Mahi Sall, Advisor, Fintech-Bank Partnerships, Payments and Financial Inclusivity
January 25th, 2023
TechCrunch | Erin Bury | Apr 5, 2021
As consumers build their wealth, assets are typically tangible: cash, investments, property, cars, jewelry, art. But increasingly we’re adding a new type of asset to the mix: digital assets, whether in the form of cryptocurrency or a new asset class, NFTs.
We’re going through the biggest wealth transfer in history right now, with an estimated $16 trillion expected to change hands in the coming decades. While it’s easy to hand over the reins of a physical asset in the event of an emergency or death, it’s not as simple with digital assets.
When someone dies, they either have a will that dictates how their assets will be distributed, or, if they die without a will, a government formula outlines how their assets will be divided. While a will outlines who should receive what, it typically doesn’t have an up-to-date asset list, nor does it contain passwords or access keys. There’s an estimated tens of billions in unclaimed assets sitting in banks today as a result of a family or executor not knowing about those accounts following an individual’s death.

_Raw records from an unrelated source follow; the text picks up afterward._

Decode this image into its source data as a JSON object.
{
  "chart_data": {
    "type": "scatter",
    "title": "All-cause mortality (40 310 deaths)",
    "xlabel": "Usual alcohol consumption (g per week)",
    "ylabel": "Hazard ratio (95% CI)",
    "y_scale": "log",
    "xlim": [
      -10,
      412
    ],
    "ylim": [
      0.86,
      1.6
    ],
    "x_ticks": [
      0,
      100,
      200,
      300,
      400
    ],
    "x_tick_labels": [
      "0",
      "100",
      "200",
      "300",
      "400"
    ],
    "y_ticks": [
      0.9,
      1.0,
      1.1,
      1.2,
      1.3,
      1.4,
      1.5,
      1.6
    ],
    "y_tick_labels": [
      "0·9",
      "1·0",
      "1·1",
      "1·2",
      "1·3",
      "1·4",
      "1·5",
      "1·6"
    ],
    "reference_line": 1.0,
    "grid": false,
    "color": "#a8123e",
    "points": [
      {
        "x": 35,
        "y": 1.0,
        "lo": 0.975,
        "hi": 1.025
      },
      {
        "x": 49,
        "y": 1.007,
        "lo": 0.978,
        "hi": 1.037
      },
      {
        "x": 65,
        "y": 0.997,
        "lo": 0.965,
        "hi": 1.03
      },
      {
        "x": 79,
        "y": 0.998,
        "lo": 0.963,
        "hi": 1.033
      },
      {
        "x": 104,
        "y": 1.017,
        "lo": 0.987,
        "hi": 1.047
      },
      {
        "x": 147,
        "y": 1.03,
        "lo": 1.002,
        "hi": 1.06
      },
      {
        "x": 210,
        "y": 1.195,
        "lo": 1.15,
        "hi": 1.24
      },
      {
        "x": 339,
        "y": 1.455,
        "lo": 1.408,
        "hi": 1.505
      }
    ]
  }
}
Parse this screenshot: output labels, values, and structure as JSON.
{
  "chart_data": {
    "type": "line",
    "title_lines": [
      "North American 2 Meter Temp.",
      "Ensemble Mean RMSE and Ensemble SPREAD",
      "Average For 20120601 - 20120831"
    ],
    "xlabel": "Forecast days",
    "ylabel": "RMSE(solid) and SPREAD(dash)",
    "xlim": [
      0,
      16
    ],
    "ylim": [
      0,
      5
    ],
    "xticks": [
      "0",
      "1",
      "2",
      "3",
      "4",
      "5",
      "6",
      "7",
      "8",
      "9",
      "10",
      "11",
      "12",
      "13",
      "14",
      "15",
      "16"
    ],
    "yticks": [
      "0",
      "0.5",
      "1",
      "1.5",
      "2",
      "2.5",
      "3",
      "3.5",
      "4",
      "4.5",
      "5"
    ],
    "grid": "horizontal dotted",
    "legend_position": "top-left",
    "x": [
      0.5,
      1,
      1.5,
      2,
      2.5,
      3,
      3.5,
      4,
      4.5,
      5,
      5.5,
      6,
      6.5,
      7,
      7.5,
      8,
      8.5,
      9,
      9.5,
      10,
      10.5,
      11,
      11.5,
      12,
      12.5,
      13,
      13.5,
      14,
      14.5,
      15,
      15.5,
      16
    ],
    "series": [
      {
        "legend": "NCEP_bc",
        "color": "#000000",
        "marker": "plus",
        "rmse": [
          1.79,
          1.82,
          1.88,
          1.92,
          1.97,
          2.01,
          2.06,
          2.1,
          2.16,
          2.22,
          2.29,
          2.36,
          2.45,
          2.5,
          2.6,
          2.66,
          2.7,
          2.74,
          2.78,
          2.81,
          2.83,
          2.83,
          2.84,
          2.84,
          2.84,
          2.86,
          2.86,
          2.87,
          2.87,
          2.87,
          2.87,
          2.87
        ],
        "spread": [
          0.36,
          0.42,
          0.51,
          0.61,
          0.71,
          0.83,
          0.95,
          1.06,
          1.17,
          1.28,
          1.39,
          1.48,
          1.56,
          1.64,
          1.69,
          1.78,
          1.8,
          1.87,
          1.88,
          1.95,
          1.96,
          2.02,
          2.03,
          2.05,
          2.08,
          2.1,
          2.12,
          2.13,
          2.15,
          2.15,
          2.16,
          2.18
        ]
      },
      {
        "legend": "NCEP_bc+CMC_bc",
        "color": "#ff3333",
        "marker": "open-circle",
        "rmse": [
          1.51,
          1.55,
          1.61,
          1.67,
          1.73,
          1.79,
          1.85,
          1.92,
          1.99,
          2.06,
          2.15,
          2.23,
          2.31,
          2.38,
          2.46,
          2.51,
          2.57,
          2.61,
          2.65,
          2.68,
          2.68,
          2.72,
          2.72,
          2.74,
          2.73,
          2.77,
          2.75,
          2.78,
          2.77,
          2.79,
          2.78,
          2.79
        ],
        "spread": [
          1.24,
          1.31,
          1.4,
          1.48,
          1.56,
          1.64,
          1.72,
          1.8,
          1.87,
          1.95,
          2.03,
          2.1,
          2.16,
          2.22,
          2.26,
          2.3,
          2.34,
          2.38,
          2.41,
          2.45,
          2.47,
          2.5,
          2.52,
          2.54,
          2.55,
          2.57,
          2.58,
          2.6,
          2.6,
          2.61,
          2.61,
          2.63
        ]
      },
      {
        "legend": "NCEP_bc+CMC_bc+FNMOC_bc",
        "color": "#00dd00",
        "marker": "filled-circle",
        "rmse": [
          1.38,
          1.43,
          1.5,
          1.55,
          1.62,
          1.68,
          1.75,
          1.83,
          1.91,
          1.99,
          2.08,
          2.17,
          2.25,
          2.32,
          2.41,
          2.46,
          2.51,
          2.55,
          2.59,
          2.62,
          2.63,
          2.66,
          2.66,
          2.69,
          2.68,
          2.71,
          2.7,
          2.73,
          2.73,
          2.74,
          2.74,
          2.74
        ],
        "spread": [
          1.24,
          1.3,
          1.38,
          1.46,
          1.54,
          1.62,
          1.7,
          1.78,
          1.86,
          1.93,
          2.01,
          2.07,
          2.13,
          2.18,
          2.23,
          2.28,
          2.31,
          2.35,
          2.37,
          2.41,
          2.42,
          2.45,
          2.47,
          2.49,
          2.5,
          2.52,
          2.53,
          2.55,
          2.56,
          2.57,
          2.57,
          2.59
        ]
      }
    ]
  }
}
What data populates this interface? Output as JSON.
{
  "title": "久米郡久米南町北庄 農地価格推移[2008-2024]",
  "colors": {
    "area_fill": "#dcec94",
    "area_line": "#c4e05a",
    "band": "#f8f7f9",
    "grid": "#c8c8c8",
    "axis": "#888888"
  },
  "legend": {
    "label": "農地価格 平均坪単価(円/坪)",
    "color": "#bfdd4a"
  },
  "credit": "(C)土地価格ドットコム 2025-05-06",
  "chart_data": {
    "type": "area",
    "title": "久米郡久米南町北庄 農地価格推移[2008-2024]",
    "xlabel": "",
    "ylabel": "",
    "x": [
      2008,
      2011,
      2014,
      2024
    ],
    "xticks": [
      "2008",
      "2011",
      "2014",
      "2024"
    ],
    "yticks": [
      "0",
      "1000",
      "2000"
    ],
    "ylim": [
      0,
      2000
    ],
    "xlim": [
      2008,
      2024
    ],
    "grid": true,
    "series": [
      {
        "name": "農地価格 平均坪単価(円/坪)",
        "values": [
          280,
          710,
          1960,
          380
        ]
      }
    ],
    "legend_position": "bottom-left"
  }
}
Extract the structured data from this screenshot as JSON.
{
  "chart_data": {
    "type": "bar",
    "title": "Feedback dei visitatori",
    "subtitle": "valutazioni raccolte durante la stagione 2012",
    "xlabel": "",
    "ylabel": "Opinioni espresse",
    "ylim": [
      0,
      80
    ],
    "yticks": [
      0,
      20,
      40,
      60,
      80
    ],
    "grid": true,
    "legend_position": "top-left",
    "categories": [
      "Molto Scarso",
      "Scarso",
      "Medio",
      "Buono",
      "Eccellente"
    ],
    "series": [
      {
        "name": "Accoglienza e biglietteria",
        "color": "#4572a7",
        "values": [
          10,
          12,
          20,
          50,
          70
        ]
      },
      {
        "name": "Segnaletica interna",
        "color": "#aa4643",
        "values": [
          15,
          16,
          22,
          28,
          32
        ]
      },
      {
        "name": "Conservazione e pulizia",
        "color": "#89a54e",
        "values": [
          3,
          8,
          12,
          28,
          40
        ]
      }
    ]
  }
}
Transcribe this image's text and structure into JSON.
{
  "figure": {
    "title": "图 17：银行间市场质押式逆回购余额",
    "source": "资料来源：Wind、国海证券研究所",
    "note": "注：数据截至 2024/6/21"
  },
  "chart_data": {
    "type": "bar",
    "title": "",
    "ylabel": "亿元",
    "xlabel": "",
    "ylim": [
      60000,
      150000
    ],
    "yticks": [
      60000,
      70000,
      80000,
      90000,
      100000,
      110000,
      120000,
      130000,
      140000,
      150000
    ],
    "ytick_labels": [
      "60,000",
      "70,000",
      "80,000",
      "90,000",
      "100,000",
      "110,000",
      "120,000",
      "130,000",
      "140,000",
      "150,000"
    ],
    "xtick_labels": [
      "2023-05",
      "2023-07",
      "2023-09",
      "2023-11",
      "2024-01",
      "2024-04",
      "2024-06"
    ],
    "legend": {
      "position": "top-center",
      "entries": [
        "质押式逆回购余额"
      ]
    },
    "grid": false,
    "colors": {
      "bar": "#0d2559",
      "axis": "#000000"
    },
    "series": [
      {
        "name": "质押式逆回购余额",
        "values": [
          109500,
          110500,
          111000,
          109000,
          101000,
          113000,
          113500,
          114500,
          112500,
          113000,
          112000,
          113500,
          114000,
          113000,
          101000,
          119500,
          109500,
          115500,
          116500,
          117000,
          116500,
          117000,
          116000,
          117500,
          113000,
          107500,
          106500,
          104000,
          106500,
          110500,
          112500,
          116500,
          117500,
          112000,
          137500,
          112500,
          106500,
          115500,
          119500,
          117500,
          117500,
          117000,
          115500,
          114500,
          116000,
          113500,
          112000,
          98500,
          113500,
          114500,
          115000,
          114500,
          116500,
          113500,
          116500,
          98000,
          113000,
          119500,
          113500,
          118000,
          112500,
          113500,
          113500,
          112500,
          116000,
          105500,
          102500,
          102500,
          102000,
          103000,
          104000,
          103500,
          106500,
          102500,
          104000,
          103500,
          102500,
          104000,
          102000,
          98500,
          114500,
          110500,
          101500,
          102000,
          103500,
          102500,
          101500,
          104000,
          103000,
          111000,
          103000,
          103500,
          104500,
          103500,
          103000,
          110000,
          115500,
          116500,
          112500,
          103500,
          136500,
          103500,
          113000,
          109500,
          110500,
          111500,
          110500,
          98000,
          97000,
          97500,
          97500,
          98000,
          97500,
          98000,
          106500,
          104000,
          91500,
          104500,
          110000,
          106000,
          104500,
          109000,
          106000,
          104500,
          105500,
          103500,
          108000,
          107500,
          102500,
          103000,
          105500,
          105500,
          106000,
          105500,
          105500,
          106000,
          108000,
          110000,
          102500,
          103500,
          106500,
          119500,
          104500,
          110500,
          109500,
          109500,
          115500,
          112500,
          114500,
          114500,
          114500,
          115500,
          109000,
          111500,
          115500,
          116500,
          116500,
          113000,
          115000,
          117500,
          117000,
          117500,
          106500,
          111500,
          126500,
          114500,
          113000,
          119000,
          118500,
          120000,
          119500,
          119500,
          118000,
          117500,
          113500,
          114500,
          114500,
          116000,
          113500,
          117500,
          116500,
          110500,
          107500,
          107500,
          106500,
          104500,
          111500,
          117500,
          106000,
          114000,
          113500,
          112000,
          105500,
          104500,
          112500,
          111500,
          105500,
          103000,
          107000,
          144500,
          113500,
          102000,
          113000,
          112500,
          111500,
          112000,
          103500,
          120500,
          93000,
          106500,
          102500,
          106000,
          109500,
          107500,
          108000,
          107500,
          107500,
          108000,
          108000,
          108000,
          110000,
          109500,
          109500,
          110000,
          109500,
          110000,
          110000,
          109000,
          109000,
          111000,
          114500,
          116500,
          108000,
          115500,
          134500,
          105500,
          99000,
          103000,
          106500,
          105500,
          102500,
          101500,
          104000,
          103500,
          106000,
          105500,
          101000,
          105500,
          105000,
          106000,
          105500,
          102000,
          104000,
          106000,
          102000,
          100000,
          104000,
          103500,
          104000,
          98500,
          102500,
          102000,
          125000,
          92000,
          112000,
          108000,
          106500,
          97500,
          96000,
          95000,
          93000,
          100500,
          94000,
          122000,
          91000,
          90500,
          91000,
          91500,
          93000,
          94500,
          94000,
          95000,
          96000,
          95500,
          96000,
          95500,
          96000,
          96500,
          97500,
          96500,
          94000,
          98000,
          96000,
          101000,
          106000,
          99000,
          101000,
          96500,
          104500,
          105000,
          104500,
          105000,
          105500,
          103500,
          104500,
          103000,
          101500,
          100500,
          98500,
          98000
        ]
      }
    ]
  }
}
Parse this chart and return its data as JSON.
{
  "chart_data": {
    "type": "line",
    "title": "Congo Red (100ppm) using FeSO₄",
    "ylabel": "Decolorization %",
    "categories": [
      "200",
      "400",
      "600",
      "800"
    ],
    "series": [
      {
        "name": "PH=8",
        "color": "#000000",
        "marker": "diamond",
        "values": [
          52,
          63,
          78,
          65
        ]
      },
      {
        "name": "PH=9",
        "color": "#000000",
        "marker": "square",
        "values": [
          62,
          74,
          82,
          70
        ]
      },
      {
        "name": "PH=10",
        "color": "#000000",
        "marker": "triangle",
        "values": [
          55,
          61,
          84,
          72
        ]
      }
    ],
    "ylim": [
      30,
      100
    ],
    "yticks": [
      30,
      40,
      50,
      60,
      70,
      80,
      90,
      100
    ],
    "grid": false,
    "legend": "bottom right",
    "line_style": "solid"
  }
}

But an executor can do due diligence by calling financial institutions to double-check whether the person held accounts and get access to those funds, which typically requires providing copies of the will and/or death certificate. With digital assets, it’s not as simple as calling the bank and finding out a relative had a valuable NFT. There’s no directory or central body that governs NFTs or cryptocurrency — it’s purposely decentralized, which is great for privacy but less than ideal for family members who want to figure out if someone held valuable digital assets.
And it’s not just about knowing digital assets exist — it’s about knowing how to access them. A recent study from the Angus Reid Forum, commissioned by Willful, showed that consumers under 35 are way less likely to have shared account access with loved ones (19% of those under 35 have shared account info, compared with 32% of those over 55). This makes sense, since the younger you are, the less likely you are to think about passing on assets after you die. But this tech-savvy younger demographic may leave their families in the lurch if something happens.
So what can consumers do to ensure their digital assets are protected? First, consider using a password manager like 1Password — which can store all of your account information, logins, private keys to digital assets and any other key information — and share the master access password with your executor or store it with your will.
Second, consider using a digital wallet or exchange to store your digital assets — if your family has access to that, it may also include access to your private keys, depending on the wallet’s features, or the exchange itself may have a death-management process.
Third, create an up-to-date list of your assets that your executor and/or key family members have access to — this should include physical and digital assets, and should be reviewed and updated either annually or when you acquire a new asset or change financial institutions. Finally, create a will that clearly outlines how you want your assets to be distributed and provide specific instructions on how you want digital assets to be distributed.